I'd be guessing and testing just like you. I wouldn't think the order of concatenation would make a difference, but maybe it does. Maybe it takes extra work to "go back and append null fields" to the table you have so far. Or it might not take any work whatsoever, depending on how QlikView behaves internally. It does seem at least worth testing loading an empty skeleton table with all of the possible fields, just to see if there IS a slowdown when new fields are added. It looks like you already have optimized QVD loads with no conditions. Anything you can do to eliminate or shrink fields might help. I just don't have many ideas.
The slowdown you are seeing from the common Sales to Inventory is the switch between an optimized load (indicated by "(optimized") message in the status window). The INVT_Table1.qvd will load unoptimized which is considerably slower.
Here's my empirical understanding of optimized loads when concatenating QVDs. The rule is: A concatenated qvd load will be optimized if it loads all the same fields loaded in all previous loads of the same table. It may add fields as well.
Consider these examples.
QvdA.qvd -- Fields A, X
QvdB.qvd -- Fields A, B
--Optimized load --
LOAD A FROM QvdA.qvd;
LOAD A, B FROM QvdB.qvd;
--UnOptimized load -- because X does not appear in the second load.
LOAD A, X FROM QvdA.qvd;
LOAD A, B FROM QvdB.qvd;
Here's some possible workarounds:
1. Change to a linked table model instead of a concatenated model -- which looks appropriate given your data sample. You'll have to generate compound keys to eliminate the synthetic keys.
2. Populate null() fields into the QVDs so the field lists are symmetrical.
I can validate your response -- here is a smaller version of the load (in progress -- still has 45 minutes to go): you can see the first Sales tables load optimized and then the inventory (Invt) loads are not optimized. There's a good 2 minute pause in the transition and the data load slower afterwards. Based on your observation, looks like I lucked out in loading the larger Sales tables first so they would load 'optimized'.
Concerning the linked table, I have tried that for another project. Though it does link things together, the performance is significantly worse with that data model. As our applications have increased in size and complexity, more and more we find better performance (front-end) with one Master Table that is a concatenation of disparate tables.
I will see if I can populate with null values so all tables load with the same data.
Thank you for sharing your insights!
Rob Wunderlich wrote:1. Change to a linked table model instead of a concatenated model -- which looks appropriate given your data sample. You'll have to generate compound keys to eliminate the synthetic keys.
Or just allow QlikView to build the synthetic key, which I suspect here would perform the exact same function as a compound key, but with less effort and higher performance.

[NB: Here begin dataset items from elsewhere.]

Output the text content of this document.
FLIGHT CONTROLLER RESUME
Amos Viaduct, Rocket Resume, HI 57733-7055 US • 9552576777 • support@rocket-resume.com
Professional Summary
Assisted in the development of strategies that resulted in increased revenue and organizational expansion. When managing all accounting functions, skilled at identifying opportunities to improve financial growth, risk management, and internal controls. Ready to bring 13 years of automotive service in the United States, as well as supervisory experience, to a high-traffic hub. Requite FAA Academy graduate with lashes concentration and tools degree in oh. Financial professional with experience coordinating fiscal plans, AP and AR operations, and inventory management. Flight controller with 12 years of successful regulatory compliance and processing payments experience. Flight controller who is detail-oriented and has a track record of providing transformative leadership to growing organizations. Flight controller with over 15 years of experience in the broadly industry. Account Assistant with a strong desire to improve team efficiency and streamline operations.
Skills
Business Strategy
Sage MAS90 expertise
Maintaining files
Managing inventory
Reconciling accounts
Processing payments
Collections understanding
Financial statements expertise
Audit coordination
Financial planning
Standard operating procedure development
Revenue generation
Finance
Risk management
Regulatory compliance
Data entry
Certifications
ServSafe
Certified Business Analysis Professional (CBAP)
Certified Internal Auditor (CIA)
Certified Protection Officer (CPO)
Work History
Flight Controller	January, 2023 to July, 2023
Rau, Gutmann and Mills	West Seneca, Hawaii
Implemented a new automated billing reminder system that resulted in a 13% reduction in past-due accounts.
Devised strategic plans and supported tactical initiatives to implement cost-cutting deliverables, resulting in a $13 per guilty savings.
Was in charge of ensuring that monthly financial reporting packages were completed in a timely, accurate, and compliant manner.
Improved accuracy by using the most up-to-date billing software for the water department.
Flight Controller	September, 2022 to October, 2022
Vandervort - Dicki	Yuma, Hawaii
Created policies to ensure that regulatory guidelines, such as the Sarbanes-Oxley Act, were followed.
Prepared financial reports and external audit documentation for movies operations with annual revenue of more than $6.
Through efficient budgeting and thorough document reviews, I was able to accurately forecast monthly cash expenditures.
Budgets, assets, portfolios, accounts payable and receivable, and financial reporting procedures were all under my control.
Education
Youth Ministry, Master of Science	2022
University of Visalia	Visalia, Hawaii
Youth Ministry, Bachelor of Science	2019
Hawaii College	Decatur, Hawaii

Edit: Posted that before I saw your response to Rob. I'd at least check the performance using synthetic keys, but based on your experience, you'll probably get your best performance out of your current plan to add null fields to the various QVDs.
Tyler Waterfall wrote:I was under the impression that synthetic keys are bad, both to performance and to keeping the data straight. Is that a true statement?
While a very good rule of thumb, particularly for new developers, that is not a true statement.
Most of the time, synthetic keys arise through mistakes or inefficiencies in a data model. As a result, synthetic keys usually occur in concert with poor performance and other problems. Clearing up the synthetic keys often simultaneously clears up the data model mistakes and inefficiencies. The poor performance and other problems go away. This can lead to mistaken conclusions, that either synthetic keys CAUSE problems, or that they ONLY occur when there are problems, and that they should therefore always be avoided.
But synthetic keys are not, in and of themselves, a bad thing. While the situations are likely rare, in some situations, they are exactly what you want, and the most efficient way to accomplish a task. I give an example with performance testing results in the following thread:
For your particular case, I'm guessing (I could certainly be wrong) that a synthetic key linking together all of your tables would be faster than building a concatenated key yourself, both for load speed and to a lesser extent for chart processing speed.
However, for your particular case, the fastest and I would think best solution seems likely to be Rob's second suggestion - to add null fields to your QVDs.